Epistel — 1 Corinthians 14.6-19 Elberfelder 1905

6 Jetzt aber, Brüder, wenn ich zu euch komme und in Sprachen rede, was werde ich euch nützen, wenn ich nicht zu euch rede, entweder in Offenbarung oder in Erkenntnis oder in Weissagung oder in Lehre?

7 Doch auch die leblosen Dinge, die einen Ton von sich geben, es sei Pfeife oder Harfe, wenn sie den Tönen keinen Unterschied geben, wie wird man erkennen, was gepfiffen oder geharft wird?

8 Denn auch wenn die Posaune einen undeutlichen Ton gibt, wer wird sich zum Kampfe rüsten?

9 Also auch ihr, wenn ihr durch die Sprache nicht eine verständliche Rede gebet, wie wird man wissen, was geredet wird? Denn ihr werdet in den Wind reden.

10 Es gibt vielleicht so und so viele Arten von Stimmen in der Welt, und keine Art ist ohne bestimmten Ton.

11 Wenn ich nun die Bedeutung der Stimme nicht weiß, so werde ich dem Redenden ein Barbar sein, und der Redende für mich ein Barbar.

12 Also auch ihr, da ihr um geistliche Gaben eifert, so suchet, daß ihr überströmend seid zur Erbauung der Versammlung.

13 Darum, wer in einer Sprache redet, bete, auf daß er es auslege.

14 Denn wenn ich in einer Sprache bete, so betet mein Geist, aber mein Verstand ist fruchtleer.

15 Was ist es nun? Ich will beten mit dem Geiste, aber ich will auch beten mit dem Verstande; ich will lobsingen mit dem Geiste, aber ich will auch lobsingen mit dem Verstande.

16 Sonst, wenn du mit dem Geiste preisen wirst, wie soll der, welcher die Stelle des Unkundigen einnimmt, das Amen sprechen zu deiner Danksagung, da er ja nicht weiß, was du sagst?

17 Denn du danksagst wohl gut, aber der andere wird nicht erbaut.

18 Ich danke Gott, ich rede mehr in einer Sprache als ihr alle.

19 Aber in der Versammlung will ich lieber fünf Worte reden mit meinem Verstande, auf daß ich auch andere unterweise, als zehntausend Worte in einer Sprache.

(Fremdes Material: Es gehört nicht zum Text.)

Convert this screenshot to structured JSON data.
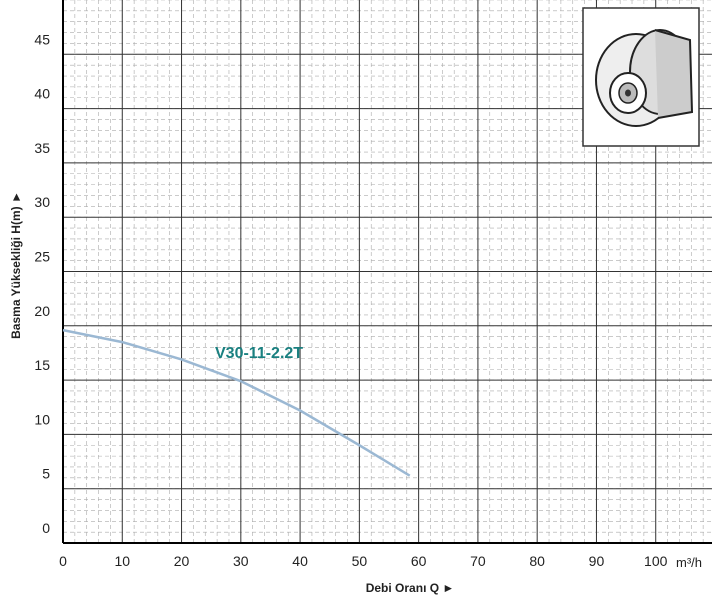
{
  "chart_data": {
    "type": "line",
    "x_label": "Debi Oranı Q  ►",
    "y_label": "Basma Yüksekliği H(m)  ►",
    "x_unit": "m³/h",
    "x": [
      0,
      10,
      20,
      30,
      40,
      50,
      58.5
    ],
    "series": [
      {
        "name": "V30-11-2.2T",
        "color": "#9bb8d3",
        "label_color": "#1a8080",
        "values": [
          19.6,
          18.5,
          16.9,
          14.9,
          12.2,
          9.0,
          6.2
        ]
      }
    ],
    "xlim": [
      0,
      110
    ],
    "ylim": [
      0,
      50
    ],
    "xticks": [
      0,
      10,
      20,
      30,
      40,
      50,
      60,
      70,
      80,
      90,
      100
    ],
    "yticks": [
      0,
      5,
      10,
      15,
      20,
      25,
      30,
      35,
      40,
      45
    ],
    "grid": true,
    "minor_grid": true
  }
}
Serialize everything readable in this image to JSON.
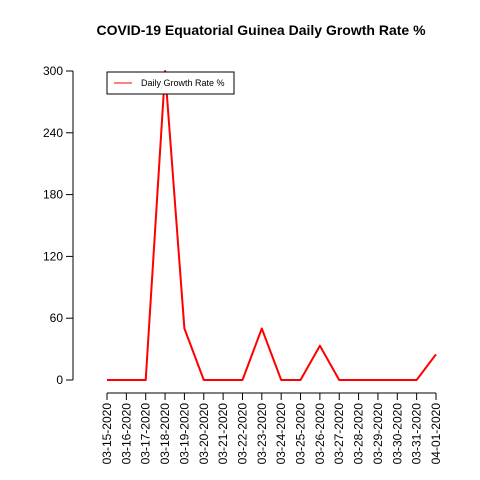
{
  "chart_data": {
    "type": "line",
    "title": "COVID-19 Equatorial Guinea Daily Growth Rate %",
    "xlabel": "",
    "ylabel": "",
    "categories": [
      "03-15-2020",
      "03-16-2020",
      "03-17-2020",
      "03-18-2020",
      "03-19-2020",
      "03-20-2020",
      "03-21-2020",
      "03-22-2020",
      "03-23-2020",
      "03-24-2020",
      "03-25-2020",
      "03-26-2020",
      "03-27-2020",
      "03-28-2020",
      "03-29-2020",
      "03-30-2020",
      "03-31-2020",
      "04-01-2020"
    ],
    "yticks": [
      "0",
      "60",
      "120",
      "180",
      "240",
      "300"
    ],
    "ylim": [
      0,
      300
    ],
    "grid": false,
    "legend_position": "top-left",
    "series": [
      {
        "name": "Daily Growth Rate %",
        "color": "#ff0000",
        "values": [
          0,
          0,
          0,
          300,
          50,
          0,
          0,
          0,
          50,
          0,
          0,
          33.3,
          0,
          0,
          0,
          0,
          0,
          25
        ]
      }
    ]
  }
}
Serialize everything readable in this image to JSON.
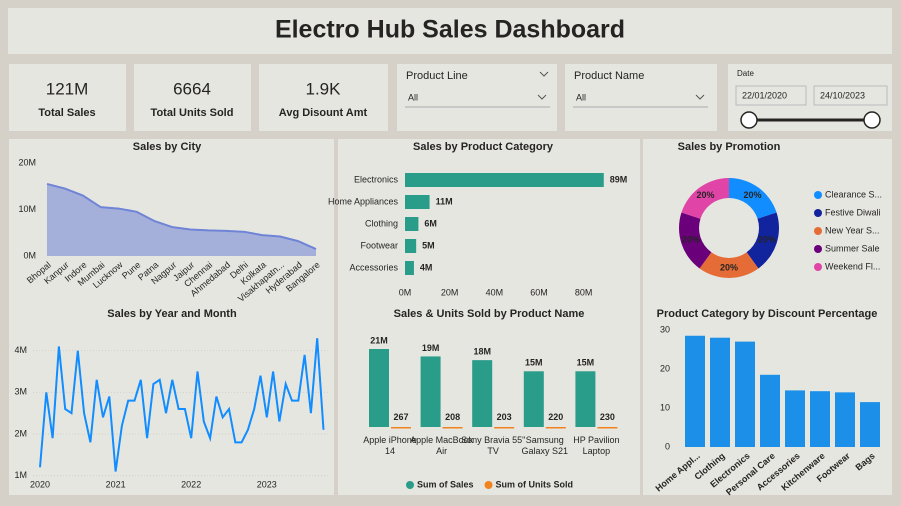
{
  "title": "Electro Hub Sales Dashboard",
  "kpis": [
    {
      "value": "121M",
      "label": "Total Sales"
    },
    {
      "value": "6664",
      "label": "Total Units Sold"
    },
    {
      "value": "1.9K",
      "label": "Avg Disount Amt"
    }
  ],
  "slicers": [
    {
      "title": "Product Line",
      "selection": "All"
    },
    {
      "title": "Product Name",
      "selection": "All"
    },
    {
      "title": "Date",
      "start": "22/01/2020",
      "end": "24/10/2023"
    }
  ],
  "chart_data": [
    {
      "type": "area",
      "title": "Sales by City",
      "categories": [
        "Bhopal",
        "Kanpur",
        "Indore",
        "Mumbai",
        "Lucknow",
        "Pune",
        "Patna",
        "Nagpur",
        "Jaipur",
        "Chennai",
        "Ahmedabad",
        "Delhi",
        "Kolkata",
        "Visakhapatn...",
        "Hyderabad",
        "Bangalore"
      ],
      "values": [
        15.5,
        14.5,
        13,
        10.5,
        10.2,
        9.5,
        7.5,
        6.2,
        5.7,
        5.5,
        5.4,
        5.2,
        4.5,
        4.2,
        3.2,
        1.5
      ],
      "color": "#6f84d6",
      "ylim": [
        0,
        20
      ],
      "yticks": [
        {
          "value": 0,
          "label": "0M"
        },
        {
          "value": 10,
          "label": "10M"
        },
        {
          "value": 20,
          "label": "20M"
        }
      ],
      "grid": false
    },
    {
      "type": "bar",
      "orientation": "horizontal",
      "title": "Sales by Product Category",
      "categories": [
        "Electronics",
        "Home Appliances",
        "Clothing",
        "Footwear",
        "Accessories"
      ],
      "values": [
        89,
        11,
        6,
        5,
        4
      ],
      "value_labels": [
        "89M",
        "11M",
        "6M",
        "5M",
        "4M"
      ],
      "color": "#2a9c8a",
      "xlim": [
        0,
        90
      ],
      "xticks": [
        {
          "value": 0,
          "label": "0M"
        },
        {
          "value": 20,
          "label": "20M"
        },
        {
          "value": 40,
          "label": "40M"
        },
        {
          "value": 60,
          "label": "60M"
        },
        {
          "value": 80,
          "label": "80M"
        }
      ]
    },
    {
      "type": "donut",
      "title": "Sales by Promotion",
      "categories": [
        "Clearance S...",
        "Festive Diwali",
        "New Year S...",
        "Summer Sale",
        "Weekend Fl..."
      ],
      "values": [
        20,
        20,
        20,
        20,
        20
      ],
      "value_labels": [
        "20%",
        "20%",
        "20%",
        "20%",
        "20%"
      ],
      "colors": [
        "#118dff",
        "#12239e",
        "#e66c37",
        "#6b007b",
        "#e044a7"
      ]
    },
    {
      "type": "line",
      "title": "Sales by Year and Month",
      "categories": [
        "2020",
        null,
        null,
        null,
        null,
        null,
        null,
        null,
        null,
        null,
        null,
        null,
        "2021",
        null,
        null,
        null,
        null,
        null,
        null,
        null,
        null,
        null,
        null,
        null,
        "2022",
        null,
        null,
        null,
        null,
        null,
        null,
        null,
        null,
        null,
        null,
        null,
        "2023",
        null,
        null,
        null,
        null,
        null,
        null,
        null,
        null,
        null
      ],
      "values": [
        1.2,
        3.0,
        1.9,
        4.1,
        2.6,
        2.5,
        4.0,
        2.5,
        1.8,
        3.3,
        2.4,
        2.9,
        1.1,
        2.2,
        2.8,
        2.8,
        3.3,
        1.9,
        3.2,
        3.3,
        2.5,
        3.3,
        2.6,
        2.6,
        1.9,
        3.5,
        2.3,
        1.9,
        2.9,
        2.4,
        2.6,
        1.8,
        1.8,
        2.1,
        2.6,
        3.4,
        2.4,
        3.5,
        2.3,
        3.2,
        2.8,
        2.8,
        3.9,
        2.5,
        4.3,
        2.1
      ],
      "color": "#118dff",
      "ylim": [
        0.8,
        4.4
      ],
      "yticks": [
        {
          "value": 1,
          "label": "1M"
        },
        {
          "value": 2,
          "label": "2M"
        },
        {
          "value": 3,
          "label": "3M"
        },
        {
          "value": 4,
          "label": "4M"
        }
      ],
      "grid": true
    },
    {
      "type": "bar",
      "title": "Sales & Units Sold by Product Name",
      "categories": [
        "Apple iPhone 14",
        "Apple MacBook Air",
        "Sony Bravia 55\" TV",
        "Samsung Galaxy S21",
        "HP Pavilion Laptop"
      ],
      "series": [
        {
          "name": "Sum of Sales",
          "color": "#2a9c8a",
          "values": [
            21000000,
            19000000,
            18000000,
            15000000,
            15000000
          ],
          "value_labels": [
            "21M",
            "19M",
            "18M",
            "15M",
            "15M"
          ]
        },
        {
          "name": "Sum of Units Sold",
          "color": "#f0831e",
          "values": [
            267,
            208,
            203,
            220,
            230
          ]
        }
      ],
      "legend": "bottom"
    },
    {
      "type": "bar",
      "title": "Product Category by Discount Percentage",
      "categories": [
        "Home Appl...",
        "Clothing",
        "Electronics",
        "Personal Care",
        "Accessories",
        "Kitchenware",
        "Footwear",
        "Bags"
      ],
      "values": [
        28.5,
        28,
        27,
        18.5,
        14.5,
        14.3,
        14,
        11.5
      ],
      "color": "#1c8fe8",
      "ylim": [
        0,
        31
      ],
      "yticks": [
        0,
        10,
        20,
        30
      ]
    }
  ]
}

Evangelium — Matthew 20.17-28 Elberfelder 1905

17 Und als Jesus nach Jerusalem hinaufging, nahm er die zwölf Jünger auf dem Wege besonders zu sich und sprach zu ihnen:

18 Siehe, wir gehen hinauf nach Jerusalem, und der Sohn des Menschen wird den Hohenpriestern und Schriftgelehrten überliefert werden, und sie werden ihn zum Tode verurteilen;

19 und sie werden ihn den Nationen überliefern, um ihn zu verspotten und zu geißeln und zu kreuzigen; und am dritten Tage wird er auferstehen.

20 Dann trat die Mutter der Söhne des Zebedäus mit ihren Söhnen zu ihm und warf sich nieder und erbat etwas von ihm.

21 Er aber sprach zu ihr: Was willst du? Sie sagt zu ihm: Sprich, daß diese meine zwei Söhne einer zu deiner Rechten und einer zu deiner Linken sitzen mögen in deinem Reiche.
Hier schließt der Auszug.